Brown was wounded and tired, though, and Sammy slowly forced the gun back toward him.
Sobell took St. George’s sword from his jacket and pulled it clear of the sheath just as he reached the rolling knot of limbs that was Brown and Sammy. The gun went off again, sending a fine gray dust into the air and setting a bell to ringing in Sobell’s head. A shout, and a cry, and the two men rolled over yet again.
For a brief moment, Sammy’s back was to Sobell.
Sobell reached down and plunged the broken shaft of St. George’s sword into the nape of Sammy’s neck. There was no resistance whatsoever—he could have been swinging it in air—but the man’s head fell forward, and his body went limp.
“Shit!” Brown shouted, pushing away from the dead man. That Sammy was dead was beyond dispute—Sobell’s broken sword had left a deep, smooth-edged gash that went halfway through his neck. Blood spread in a widening pool.
“Quickly,” Sobell said. He pointed at the thin, transparent coil that spun down from Sammy’s ear. “Others will be coming.” With exaggerated care, he slipped the sword fragment back into its sheath—as far as he knew,
nothing else would hold it. He offered a hand and pulled Brown to his feet.
“Thanks,” Brown said, still gasping.
“Let’s go.”
“One . . . minute.”
“We don’t have a minute.” Sobell turned and began walking rapidly up the ramp.
Moments later, Brown followed. The commotion started behind them just as they rounded the corner. By then, Brown had found his breath, and the two men sped up. They jaywalked across the empty street, jogged rather tiredly down a couple of blocks, and finally Brown grabbed Sobell’s elbow.
“Stop, I gotta stop.”
Sobell glanced behind them—nothing. “All right,” he said, wiping his forehead and dabbing his handkerchief on his cheeks. “I confess I’m thoroughly sick of running myself. Let’s get off the street, though.”
They stepped into a darkened tavern, the particularly bilious variety known as a sports bar, but this one time Sobell was inclined to put up with it. Televisions squawked and blared eye-splitting color from every direction, and not a single person in the place was looking at anything else.
Without waiting for anybody to greet them, Sobell went to the booth farthest from the front window and sat. Brown scanned the room and then did likewise.

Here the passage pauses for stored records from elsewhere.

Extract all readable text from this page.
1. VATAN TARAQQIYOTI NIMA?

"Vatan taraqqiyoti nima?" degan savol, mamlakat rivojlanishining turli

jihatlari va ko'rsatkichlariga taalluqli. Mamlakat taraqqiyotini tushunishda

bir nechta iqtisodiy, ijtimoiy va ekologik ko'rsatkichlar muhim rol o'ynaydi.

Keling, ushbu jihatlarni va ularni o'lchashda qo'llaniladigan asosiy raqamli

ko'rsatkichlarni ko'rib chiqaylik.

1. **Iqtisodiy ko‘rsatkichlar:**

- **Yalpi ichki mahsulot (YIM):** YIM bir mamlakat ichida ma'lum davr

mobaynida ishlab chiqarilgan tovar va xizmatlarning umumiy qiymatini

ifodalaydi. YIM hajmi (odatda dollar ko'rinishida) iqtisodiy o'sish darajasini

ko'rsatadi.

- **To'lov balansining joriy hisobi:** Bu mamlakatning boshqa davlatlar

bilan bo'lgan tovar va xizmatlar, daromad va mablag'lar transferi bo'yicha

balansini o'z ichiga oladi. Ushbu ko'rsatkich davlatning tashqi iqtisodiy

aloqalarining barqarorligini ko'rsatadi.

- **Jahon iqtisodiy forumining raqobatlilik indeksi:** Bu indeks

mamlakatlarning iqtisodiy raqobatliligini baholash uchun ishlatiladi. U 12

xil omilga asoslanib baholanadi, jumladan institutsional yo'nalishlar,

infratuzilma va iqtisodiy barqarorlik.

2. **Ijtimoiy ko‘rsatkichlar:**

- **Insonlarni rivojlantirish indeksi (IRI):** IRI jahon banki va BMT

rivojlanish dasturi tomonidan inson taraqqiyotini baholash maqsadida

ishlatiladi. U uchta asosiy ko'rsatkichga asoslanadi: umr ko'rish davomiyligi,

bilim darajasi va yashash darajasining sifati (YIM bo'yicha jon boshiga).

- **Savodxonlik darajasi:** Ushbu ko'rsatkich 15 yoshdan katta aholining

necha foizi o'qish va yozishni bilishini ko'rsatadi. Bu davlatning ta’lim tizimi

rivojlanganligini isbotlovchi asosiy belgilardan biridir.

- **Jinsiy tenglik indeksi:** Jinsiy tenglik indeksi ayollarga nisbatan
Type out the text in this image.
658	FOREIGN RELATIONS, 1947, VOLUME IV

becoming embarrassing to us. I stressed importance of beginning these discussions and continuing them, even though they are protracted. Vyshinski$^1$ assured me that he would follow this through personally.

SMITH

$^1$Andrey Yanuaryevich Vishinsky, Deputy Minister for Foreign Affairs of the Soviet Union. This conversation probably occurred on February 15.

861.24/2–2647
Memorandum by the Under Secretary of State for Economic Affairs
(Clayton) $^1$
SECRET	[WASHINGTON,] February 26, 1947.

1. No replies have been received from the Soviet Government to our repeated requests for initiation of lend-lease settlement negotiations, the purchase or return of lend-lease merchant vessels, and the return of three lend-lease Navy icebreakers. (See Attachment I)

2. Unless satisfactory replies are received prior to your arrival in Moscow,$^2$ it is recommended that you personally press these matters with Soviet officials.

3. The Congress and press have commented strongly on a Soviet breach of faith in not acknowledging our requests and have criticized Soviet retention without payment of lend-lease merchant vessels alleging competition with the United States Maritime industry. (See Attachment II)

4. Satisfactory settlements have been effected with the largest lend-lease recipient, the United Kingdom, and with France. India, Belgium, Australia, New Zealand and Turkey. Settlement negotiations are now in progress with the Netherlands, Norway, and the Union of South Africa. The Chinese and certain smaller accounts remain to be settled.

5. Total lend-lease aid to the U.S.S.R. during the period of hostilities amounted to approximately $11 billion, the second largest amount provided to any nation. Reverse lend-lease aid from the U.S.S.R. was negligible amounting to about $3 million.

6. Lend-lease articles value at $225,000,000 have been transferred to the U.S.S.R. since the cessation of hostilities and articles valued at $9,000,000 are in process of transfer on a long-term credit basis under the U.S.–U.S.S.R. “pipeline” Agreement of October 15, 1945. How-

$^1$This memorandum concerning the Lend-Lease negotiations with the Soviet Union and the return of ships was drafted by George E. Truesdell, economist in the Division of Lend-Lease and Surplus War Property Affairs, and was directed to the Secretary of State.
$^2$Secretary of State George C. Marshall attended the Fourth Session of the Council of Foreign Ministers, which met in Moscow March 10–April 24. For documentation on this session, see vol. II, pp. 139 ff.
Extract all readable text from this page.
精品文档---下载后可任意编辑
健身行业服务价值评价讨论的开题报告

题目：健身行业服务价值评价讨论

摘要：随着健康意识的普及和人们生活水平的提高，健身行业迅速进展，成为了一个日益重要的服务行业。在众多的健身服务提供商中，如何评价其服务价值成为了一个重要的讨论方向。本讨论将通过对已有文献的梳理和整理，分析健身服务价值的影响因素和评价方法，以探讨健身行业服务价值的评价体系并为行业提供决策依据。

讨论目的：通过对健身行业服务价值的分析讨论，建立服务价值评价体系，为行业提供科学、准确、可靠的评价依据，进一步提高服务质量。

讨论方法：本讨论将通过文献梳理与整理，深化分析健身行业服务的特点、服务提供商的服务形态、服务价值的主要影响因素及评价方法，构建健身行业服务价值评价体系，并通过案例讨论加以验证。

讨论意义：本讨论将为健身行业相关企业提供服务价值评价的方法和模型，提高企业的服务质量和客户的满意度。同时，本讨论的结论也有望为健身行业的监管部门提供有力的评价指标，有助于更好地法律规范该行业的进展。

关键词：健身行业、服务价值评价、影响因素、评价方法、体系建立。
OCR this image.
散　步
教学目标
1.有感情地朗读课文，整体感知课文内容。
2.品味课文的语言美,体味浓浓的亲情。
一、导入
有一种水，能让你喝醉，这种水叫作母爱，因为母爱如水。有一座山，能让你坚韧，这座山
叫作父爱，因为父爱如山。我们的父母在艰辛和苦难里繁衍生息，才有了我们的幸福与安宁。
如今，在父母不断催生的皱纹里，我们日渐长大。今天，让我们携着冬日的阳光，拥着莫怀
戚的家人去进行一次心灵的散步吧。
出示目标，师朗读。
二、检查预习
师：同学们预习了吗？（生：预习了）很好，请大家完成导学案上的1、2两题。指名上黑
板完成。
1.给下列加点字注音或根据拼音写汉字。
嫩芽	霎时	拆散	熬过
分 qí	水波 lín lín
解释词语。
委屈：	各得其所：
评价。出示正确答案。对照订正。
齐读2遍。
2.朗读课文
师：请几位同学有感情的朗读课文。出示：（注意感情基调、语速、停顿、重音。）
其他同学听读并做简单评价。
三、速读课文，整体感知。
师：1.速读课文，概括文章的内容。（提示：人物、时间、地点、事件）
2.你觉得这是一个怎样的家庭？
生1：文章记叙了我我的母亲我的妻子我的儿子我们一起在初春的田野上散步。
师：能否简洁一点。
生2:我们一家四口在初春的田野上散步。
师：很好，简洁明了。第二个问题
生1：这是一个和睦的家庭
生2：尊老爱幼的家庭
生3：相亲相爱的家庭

Brown hunched forward. “Sammy wanted to know if I’d seen you yet.”
“Lots of people seem to be looking for me right now. What did you tell him?”
“I said no.”
“Good.”
“Not really,” Brown said. “It got real weird after that. He told me I had to come up and see you immediately.”
Sobell raised his eyebrows. “Now that,” he said, “is quite interesting.”
“I told him I’d pass, maybe take care of it in the morning, and then—”
“I saw. He became rather insistent.”
The two men stopped talking as a perky waitress showed up at the table to take drink orders. In his current frame of mind, Sobell would rather chew ground glass than interact with the kind of cheerful person who asked questions like “How are we doing tonight?” but he wanted to attract attention even less. Placing an order was the easiest way to get her to go away with no fuss, so he did.
“It appears I have a doppelgänger,” Sobell said, once the waitress had gone.
“I don’t know what that means.”
“It means somebody is pretending to be me, effectively enough to control essentially all of my employees and usurp my very throne, so to speak.”
Brown’s face took on a skeptical expression. “Who could do that?”
“Only one person I can think of. Your predecessor.”
“Mr. Gresser? He’s dead.”
“Oh, I very much doubt that anymore,” Sobell said, mouth set in a grim line. It all made too much sense now, and he saw how much trust—how much
power—
he’d put in his former lieutenant over the last few years. Gresser had the hearts of the troops, he knew all the secret places and codes, and most of the shady side of the business. If anybody had a hope of picking it up, it would be him. But this wasn’t Rome—most people wouldn’t just accept that Sobell had been deposed by military coup. Not unless . . . “It also means one other thing.”